The region is home to some of the largest renewable energy bets in the world. The UAE, for instance, is currently developing the Mohammed Bin Rashid Solar Park, the world’s largest concentrated solar power project in the world.
“Considering the huge renewable energy resources available in the region it is not surprising that the Middle East and North Africa ranked so highly for current and future investment. Added to that, the record-breaking low prices of solar in the region make the technology incredibly attractive to developers,” said Ashurt’s Head of Middle East David Charlier.
The report gathered data from over 2,000 senior business people in the Group of 20 countries that either work for energy companies, are investors in energy, service providers to energy companies, or have responsibility in energy decision making for other sector companies.
Around 26 percent of respondents to the survey in the Middle East said that they were presently investing in energy transition, marking the region as the most popular for current investment in renewables, while 11 percent added that they were considering investing.
In North America, the most popular region, 28 percent said that they were currently investing, with 11 percent stating they are considering investing.
Current and future hotspots for energy transition investment:
Businesses in the Asia-Pacific and Latin America regions are the biggest investors in Middle Eastern energy transition projects, the report said, with 33 and 32 percent respectively reporting doing so.
Meanwhile, 37 percent of European businesses respondents are also currently investing the Middle East or have plans to so within the next five years.

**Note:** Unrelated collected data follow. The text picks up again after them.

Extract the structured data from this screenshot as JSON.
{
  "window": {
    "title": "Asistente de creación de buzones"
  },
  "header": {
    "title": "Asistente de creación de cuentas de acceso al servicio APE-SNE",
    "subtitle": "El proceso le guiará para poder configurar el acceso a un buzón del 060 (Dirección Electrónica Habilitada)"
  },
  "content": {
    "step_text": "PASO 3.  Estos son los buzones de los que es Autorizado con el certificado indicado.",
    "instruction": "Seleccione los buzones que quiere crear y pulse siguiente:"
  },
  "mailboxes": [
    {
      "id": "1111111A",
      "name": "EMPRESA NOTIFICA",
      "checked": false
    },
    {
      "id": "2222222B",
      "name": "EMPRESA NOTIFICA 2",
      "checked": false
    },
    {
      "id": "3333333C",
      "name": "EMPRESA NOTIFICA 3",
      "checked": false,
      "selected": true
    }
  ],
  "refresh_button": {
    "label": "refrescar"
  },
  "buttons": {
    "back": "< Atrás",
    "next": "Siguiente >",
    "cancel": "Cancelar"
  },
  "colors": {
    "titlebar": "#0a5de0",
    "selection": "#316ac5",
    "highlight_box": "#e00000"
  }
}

“With large solar projects underway, like those in the UAE and planned in Morocco and Algeria, as well as the much discussed interconnectors to Europe, it is clear that global investors appreciate the low-carbon potential in the region despite it being the center of the world’s oil and gas trade,” Charlier added.

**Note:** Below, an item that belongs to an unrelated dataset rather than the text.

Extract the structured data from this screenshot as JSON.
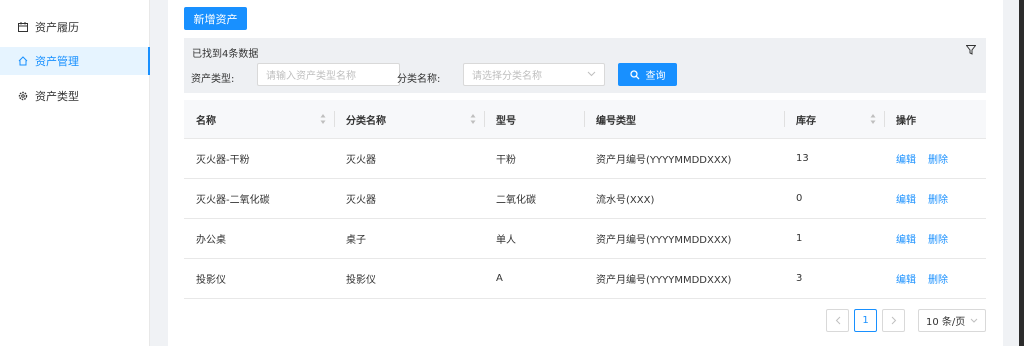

Investment in renewables and energy transition projects across the world was on the rise, the report found. In the G20 countries, where the report was focused, 94 percent expect their organization’s investment in energy transition to increase within the next five years.

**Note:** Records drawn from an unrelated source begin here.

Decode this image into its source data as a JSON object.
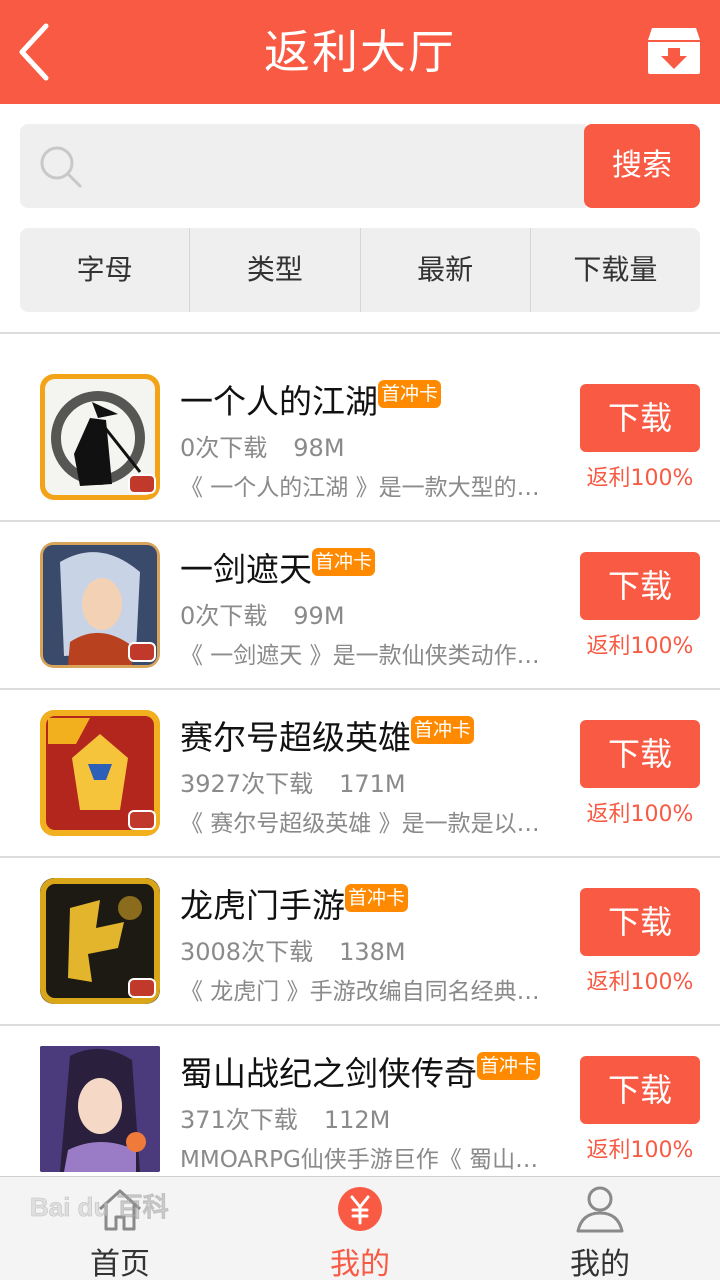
{
  "header": {
    "title": "返利大厅",
    "back_icon": "chevron-left-icon",
    "download_box_icon": "download-box-icon"
  },
  "search": {
    "placeholder": "",
    "value": "",
    "button_label": "搜索",
    "icon": "search-icon"
  },
  "filters": [
    "字母",
    "类型",
    "最新",
    "下载量"
  ],
  "games": [
    {
      "name": "一个人的江湖",
      "tag": "首冲卡",
      "downloads": "0次下载",
      "size": "98M",
      "desc": "《 一个人的江湖 》是一款大型的卡...",
      "button": "下载",
      "rebate": "返利100%"
    },
    {
      "name": "一剑遮天",
      "tag": "首冲卡",
      "downloads": "0次下载",
      "size": "99M",
      "desc": "《 一剑遮天 》是一款仙侠类动作手...",
      "button": "下载",
      "rebate": "返利100%"
    },
    {
      "name": "赛尔号超级英雄",
      "tag": "首冲卡",
      "downloads": "3927次下载",
      "size": "171M",
      "desc": "《 赛尔号超级英雄 》是一款是以热...",
      "button": "下载",
      "rebate": "返利100%"
    },
    {
      "name": "龙虎门手游",
      "tag": "首冲卡",
      "downloads": "3008次下载",
      "size": "138M",
      "desc": "《 龙虎门 》手游改编自同名经典港...",
      "button": "下载",
      "rebate": "返利100%"
    },
    {
      "name": "蜀山战纪之剑侠传奇",
      "tag": "首冲卡",
      "downloads": "371次下载",
      "size": "112M",
      "desc": "MMOARPG仙侠手游巨作《 蜀山战...",
      "button": "下载",
      "rebate": "返利100%"
    }
  ],
  "tabbar": [
    {
      "label": "首页",
      "icon": "home-icon"
    },
    {
      "label": "我的",
      "icon": "yuan-coin-icon"
    },
    {
      "label": "我的",
      "icon": "user-icon"
    }
  ],
  "watermark": "Bai du 百科",
  "colors": {
    "accent": "#f85a43",
    "tag": "#ff8a00",
    "muted": "#8a8a8a"
  }
}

“It is indisputable that investment in renewable energy and decarbonisation technologies is on the rise. Although there are notable market variations, we see this as the dominant trend in the energy sector across the board. Across the globe there is significant pressure on governments, corporates and financial institutions to take action now,” said Ashurst's global co-head of power & utilities David Wadham.
Solar led as the most favored renewable power generation source among respondents, followed by hydroelectric, then biomass.